Dial a number? Punch a number? Party lines? A tickey box? A card phone?

Yes, telephones have come a long way and now, when the use of cell phones has become so widespread, people wonder how we travelled so far or dealt with crises without having ready access to a (cell) phone.

In the Kruger National Park recently, we occasionally came across vehicles parked at the side of the road at a high point – not because they were watching anything in particular, but because the cell phone reception was good. On the other hand, I was washing dishes in the communal scullery in Satara Camp when a young man, having terminated a conversation and vehemently thrust his cell phone into his shirt pocket exclaiming, “You would think they would let me enjoy my holiday at least!” That is a marvellous aspect about most of the Kgalagadi Transfrontier Park: no reception.

My early memory of a telephone at home is a squat black contraption that brooded in silence on a little shelf. Its occasional sharp rings were enough to place everyone on alert. Its only decoration was a coloured transfer of the country’s coat of arms. It was a household item not to be messed with by children!

The party line in our farm house was great fun, even though we had all been sternly warned not to listen in to other people’s conversations. We soon became familiar with who’s call sign (a combination of short and long rings) was whose so knew who was using the line when. What made our telephone special, however, was the extra earpiece that hooked underneath it.

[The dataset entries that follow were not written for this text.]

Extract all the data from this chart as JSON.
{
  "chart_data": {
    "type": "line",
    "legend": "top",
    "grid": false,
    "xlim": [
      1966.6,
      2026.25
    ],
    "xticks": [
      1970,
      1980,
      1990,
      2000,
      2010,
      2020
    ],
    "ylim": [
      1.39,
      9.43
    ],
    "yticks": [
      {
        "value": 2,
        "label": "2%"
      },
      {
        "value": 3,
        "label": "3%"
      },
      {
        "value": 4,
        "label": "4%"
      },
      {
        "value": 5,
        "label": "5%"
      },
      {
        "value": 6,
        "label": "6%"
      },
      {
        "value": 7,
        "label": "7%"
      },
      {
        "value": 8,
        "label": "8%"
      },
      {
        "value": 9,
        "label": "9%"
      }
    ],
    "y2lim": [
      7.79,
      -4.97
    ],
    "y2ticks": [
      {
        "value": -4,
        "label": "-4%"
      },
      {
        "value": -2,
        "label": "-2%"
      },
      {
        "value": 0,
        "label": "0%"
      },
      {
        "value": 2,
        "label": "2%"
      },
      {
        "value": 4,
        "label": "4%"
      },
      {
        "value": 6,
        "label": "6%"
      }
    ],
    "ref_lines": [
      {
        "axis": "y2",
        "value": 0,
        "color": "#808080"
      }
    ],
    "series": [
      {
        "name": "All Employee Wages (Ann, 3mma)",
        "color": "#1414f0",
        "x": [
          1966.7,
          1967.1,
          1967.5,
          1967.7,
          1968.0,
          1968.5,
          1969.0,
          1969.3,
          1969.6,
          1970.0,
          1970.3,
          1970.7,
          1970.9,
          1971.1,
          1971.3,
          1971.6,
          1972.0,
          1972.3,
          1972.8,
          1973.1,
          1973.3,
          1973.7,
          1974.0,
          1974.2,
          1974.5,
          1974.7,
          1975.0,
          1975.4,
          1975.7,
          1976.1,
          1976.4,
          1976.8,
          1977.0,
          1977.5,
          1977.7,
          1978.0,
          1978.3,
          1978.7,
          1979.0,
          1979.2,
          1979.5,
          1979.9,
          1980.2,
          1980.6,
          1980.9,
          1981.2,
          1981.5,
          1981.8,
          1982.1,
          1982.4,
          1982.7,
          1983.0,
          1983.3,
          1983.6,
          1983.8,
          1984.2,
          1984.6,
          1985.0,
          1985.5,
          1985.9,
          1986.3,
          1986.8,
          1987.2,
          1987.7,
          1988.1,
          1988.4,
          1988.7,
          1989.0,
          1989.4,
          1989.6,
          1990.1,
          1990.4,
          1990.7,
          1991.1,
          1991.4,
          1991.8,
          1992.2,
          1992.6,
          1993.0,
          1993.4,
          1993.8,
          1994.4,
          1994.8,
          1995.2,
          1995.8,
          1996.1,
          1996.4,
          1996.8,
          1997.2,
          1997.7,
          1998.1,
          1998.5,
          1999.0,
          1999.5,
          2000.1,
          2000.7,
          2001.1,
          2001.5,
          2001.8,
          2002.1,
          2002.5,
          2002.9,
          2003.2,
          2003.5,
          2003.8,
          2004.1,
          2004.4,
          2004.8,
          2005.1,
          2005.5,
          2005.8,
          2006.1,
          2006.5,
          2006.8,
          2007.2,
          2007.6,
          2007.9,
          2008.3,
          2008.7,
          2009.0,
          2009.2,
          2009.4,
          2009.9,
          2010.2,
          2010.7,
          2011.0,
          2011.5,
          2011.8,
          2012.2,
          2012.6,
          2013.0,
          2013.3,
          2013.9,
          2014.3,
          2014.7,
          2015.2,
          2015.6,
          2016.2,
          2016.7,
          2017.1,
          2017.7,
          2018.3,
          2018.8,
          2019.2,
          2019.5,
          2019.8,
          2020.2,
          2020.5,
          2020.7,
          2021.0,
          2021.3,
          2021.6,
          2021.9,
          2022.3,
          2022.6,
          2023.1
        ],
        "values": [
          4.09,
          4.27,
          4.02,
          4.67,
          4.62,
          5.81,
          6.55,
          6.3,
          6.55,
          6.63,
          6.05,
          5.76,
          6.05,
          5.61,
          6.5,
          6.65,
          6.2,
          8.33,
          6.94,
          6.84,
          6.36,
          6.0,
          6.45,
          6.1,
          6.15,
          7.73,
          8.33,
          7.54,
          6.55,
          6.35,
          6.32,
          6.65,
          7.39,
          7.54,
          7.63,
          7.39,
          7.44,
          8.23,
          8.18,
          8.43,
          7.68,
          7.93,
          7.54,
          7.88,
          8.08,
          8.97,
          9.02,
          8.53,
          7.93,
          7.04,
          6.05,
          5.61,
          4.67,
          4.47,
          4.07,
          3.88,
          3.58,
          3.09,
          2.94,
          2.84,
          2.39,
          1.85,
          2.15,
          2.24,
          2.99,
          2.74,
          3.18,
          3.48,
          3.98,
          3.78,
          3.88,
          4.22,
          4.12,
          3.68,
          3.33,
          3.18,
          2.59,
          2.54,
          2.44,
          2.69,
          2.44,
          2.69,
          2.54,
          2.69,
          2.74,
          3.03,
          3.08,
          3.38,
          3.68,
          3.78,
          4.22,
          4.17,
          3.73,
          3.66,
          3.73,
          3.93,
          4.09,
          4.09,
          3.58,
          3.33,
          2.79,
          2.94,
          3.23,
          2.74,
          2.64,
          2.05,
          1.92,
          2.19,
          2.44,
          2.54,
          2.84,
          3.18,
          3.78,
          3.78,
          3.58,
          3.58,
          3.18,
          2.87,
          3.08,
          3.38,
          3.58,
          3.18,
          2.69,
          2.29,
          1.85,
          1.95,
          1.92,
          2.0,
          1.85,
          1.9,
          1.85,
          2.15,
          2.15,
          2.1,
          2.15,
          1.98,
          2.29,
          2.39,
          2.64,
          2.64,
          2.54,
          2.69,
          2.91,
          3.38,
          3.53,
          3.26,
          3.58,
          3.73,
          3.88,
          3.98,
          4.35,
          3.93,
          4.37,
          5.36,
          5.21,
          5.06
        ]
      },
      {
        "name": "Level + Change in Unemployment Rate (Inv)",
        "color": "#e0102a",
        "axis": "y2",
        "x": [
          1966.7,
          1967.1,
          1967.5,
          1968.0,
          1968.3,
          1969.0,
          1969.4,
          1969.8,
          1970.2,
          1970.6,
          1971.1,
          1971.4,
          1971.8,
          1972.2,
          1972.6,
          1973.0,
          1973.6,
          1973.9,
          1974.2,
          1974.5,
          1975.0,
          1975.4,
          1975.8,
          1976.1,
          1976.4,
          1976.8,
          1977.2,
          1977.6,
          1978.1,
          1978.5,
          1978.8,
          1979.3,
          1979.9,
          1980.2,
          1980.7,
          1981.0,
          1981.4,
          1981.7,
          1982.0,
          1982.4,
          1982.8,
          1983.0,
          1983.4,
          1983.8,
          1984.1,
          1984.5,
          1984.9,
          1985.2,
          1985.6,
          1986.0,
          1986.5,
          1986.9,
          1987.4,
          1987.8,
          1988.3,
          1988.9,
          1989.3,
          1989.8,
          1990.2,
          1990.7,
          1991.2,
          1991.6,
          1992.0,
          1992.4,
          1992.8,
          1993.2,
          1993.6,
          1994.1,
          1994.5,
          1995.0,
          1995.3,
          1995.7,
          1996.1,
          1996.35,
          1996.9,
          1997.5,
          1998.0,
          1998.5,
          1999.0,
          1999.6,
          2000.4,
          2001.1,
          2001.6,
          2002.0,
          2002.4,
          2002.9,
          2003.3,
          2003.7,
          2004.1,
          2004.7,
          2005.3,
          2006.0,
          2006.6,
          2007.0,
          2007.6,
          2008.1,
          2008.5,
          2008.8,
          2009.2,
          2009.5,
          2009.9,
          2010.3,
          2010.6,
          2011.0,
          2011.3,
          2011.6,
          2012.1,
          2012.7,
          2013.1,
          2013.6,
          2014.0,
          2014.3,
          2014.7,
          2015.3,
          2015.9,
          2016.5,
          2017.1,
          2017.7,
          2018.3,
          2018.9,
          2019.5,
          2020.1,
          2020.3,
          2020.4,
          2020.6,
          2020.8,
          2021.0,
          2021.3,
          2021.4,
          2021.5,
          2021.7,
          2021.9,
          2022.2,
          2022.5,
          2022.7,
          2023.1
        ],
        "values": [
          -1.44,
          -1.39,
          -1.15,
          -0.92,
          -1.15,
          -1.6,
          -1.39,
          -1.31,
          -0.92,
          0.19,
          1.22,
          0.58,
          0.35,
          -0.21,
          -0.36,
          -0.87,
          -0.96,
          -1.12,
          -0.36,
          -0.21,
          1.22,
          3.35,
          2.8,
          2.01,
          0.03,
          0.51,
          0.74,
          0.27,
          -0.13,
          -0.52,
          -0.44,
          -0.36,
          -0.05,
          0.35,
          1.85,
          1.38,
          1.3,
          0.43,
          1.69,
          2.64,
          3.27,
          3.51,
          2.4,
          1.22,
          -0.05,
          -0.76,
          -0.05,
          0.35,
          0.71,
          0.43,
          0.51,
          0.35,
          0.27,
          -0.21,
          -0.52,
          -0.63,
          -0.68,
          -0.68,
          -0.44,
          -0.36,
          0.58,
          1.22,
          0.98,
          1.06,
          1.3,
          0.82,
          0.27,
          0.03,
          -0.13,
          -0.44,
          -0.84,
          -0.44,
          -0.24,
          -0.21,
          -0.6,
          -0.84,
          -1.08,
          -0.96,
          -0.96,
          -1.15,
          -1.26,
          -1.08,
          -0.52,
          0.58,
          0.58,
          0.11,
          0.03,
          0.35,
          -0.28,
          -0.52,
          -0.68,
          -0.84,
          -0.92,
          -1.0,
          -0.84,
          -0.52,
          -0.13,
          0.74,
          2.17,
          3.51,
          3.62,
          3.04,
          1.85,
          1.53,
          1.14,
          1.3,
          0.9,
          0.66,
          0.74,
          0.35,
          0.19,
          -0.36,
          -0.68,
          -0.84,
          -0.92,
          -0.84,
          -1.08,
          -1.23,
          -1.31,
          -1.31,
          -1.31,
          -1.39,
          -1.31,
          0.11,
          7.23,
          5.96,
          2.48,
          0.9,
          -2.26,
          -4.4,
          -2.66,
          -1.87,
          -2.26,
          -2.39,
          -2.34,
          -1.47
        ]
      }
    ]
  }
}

After a particularly violent storm, during which we had been blasted by thunder and lightning, we children were delighted to discover that if you sat directly under this extra earpiece you could eavesdrop without even touching it. The novelty wore off of course, for the conversation of grown-ups is seldom of absorbing interest for young children.

Now, if people still have a landline (telephone) in their homes it is to facilitate their computer connections. Many more do not even bother. Ours seldom rings anymore: there are so many other ways to contact friends and family.